About change. And clueless employees.
When big things happen in a business, it’s important not to forget about the little things. Like how people talk about change internally. And how they write about it, in particular.
Take Pfizer and AstraZeneca for example. Earlier this year, ‘big pharma’ player Pfizer attempted to take over AstraZeneca. The deal didn’t work out. It might still happen, though, once Pfizer gets to the end of a cooling-off period. But no one at AstraZeneca’s really sure what that means for them. A friend of mine who works there confessed, ‘no-one’s got a clue what’s going on’.
If you’re in a department like HR or internal comms, people look to you for information. And if there’s none available, those people will worry instead. Or they’ll listen to water-cooler gossip about how their function’s moving to the other end of the country. And that’s hardly going to boost employee morale, is it?

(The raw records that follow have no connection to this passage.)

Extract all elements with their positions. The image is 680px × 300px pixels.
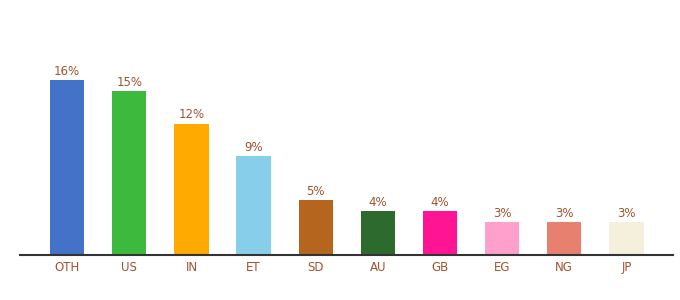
Text: 4%: 4%: [430, 196, 449, 209]
Bar: [112, 91, 146, 255]
Bar: [547, 222, 581, 255]
Text: 12%: 12%: [178, 108, 205, 122]
Text: 5%: 5%: [307, 185, 325, 198]
Text: 4%: 4%: [369, 196, 387, 209]
Bar: [423, 211, 457, 255]
Bar: [174, 124, 209, 255]
Text: 9%: 9%: [244, 141, 263, 154]
Bar: [299, 200, 333, 255]
Bar: [609, 222, 643, 255]
Bar: [485, 222, 520, 255]
Bar: [50, 80, 84, 255]
Text: 16%: 16%: [54, 64, 80, 78]
Bar: [361, 211, 395, 255]
Bar: [237, 156, 271, 255]
Text: 3%: 3%: [493, 207, 511, 220]
Text: 3%: 3%: [617, 207, 636, 220]
Text: 15%: 15%: [116, 76, 142, 88]
Text: 3%: 3%: [555, 207, 573, 220]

I think if there’s even the faintest scent of change on the horizon, like there is at Pfizer and AstraZeneca, then someone needs to speak up about it internally. And not in a cloud of corporate vagueness. But honestly. To show that the bods in the boardroom really do care about how employees are feeling. They certainly don’t want to make the same mistakes as Microsoft in their lengthy memo to employees that takes 11 paragraphs to get to the point: 12,500 people are about to lose their job.
Because if Pfizer claims ‘respect for people’ and AstraZeneca ‘to do the right thing’ that’s true, especially at times of change, isn’t it? And if both companies could get a sense of those values across in their writing, then maybe people wouldn’t feel so clueless anymore.